Deniz dalgalıydı. Dalgalar kayalıklara çarpıyordu. Bir adım daha attım. Deniz resmen kendine çekiyordu beni. Gözlerimi kapadım, kollarımı açıp yüzüme vuran rüzgarı karşıladım. Tam atlayacakken birisi beni kendine doğru çekti, güvenli alanına. Gözlerimi açmaya korktum. Beni sıkı sıkı tuttu, bir şeyler söylerken tek hissettiğim kokusuydu. Onun kokusu. Kulağıma eğilip fısıldadı: ''Benden o kadar kolay gidemezsin.''
Nefes almayı unuttum.
Yağmur yağıyor, her yeri sel alıyordu. Sokaktaki insanlar ıslanmamak için oradan oraya koşuyor, trafik arabalar sayesinde tıkanıyordu. Şemsiyesi olan insanlar rahat bir şekilde yolda yürüyordu. Şemsiyesi olmayanlar ise şanssızdı. Yağmurdan ıslanmamak için korunacak yer arıyorlardı.
Şemsiyesi olmayan, elinde kalın hukuk kitapları, üzerindeki deri ceketi ile rahatça yürüyordu İzem. Acelesi yoktu. Islanmayı seven biriydi. Küçükken babası onu sokağa attığında yağmurun altında kendi kendine eğlenir, biriken suların üzerine zıplardı.

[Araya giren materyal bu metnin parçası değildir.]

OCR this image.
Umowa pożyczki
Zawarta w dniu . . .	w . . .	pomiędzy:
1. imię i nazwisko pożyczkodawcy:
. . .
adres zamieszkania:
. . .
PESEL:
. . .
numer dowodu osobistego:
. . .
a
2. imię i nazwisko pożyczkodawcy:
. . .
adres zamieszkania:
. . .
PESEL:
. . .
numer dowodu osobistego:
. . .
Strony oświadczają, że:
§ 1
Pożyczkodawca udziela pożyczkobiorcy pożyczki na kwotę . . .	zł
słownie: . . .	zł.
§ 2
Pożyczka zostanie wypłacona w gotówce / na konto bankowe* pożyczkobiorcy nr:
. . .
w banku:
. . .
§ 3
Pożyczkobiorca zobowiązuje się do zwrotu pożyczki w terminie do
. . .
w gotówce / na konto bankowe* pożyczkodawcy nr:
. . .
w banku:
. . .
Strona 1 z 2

Uzun kahverengi saçları ıslanıp birbirine karışmıştı. Elindeki hukuk kitapları çantasına sığmadığı için elinde sımsıkı tutuyor, ıslanmamaları için boynundaki kahverengi atkıyı kitaplarına siper ediyordu.
İzem Karasu.
Üniversite son sınıf öğrencisiydi kendisi. Yirmi üç yaşında, geleceğinin hayallerini kuran ve başarılı bir savcı olmayı hedefleyen bir hukuk öğrencisiydi. Son yılının bitmesine ve mezun olmasına sadece aylar kalmıştı.
Metro durağına inen yürüyen merdivenleri görene kadar normal hızda yürümeye devam etti. Yürüyen merdivenler gözüne çarpar çarpmaz adımlarını hızlandırdı.
İzem dışarıdan çok sert görünürdü. Bakışları her zaman insanlara nefretle bakardı. Oysaki sıcakkanlı biriydi. Sevdiklerine karşı çocuksu olurdu. Merhametli ve sevecendi. Soğuk olduğu insanlara acımazdı.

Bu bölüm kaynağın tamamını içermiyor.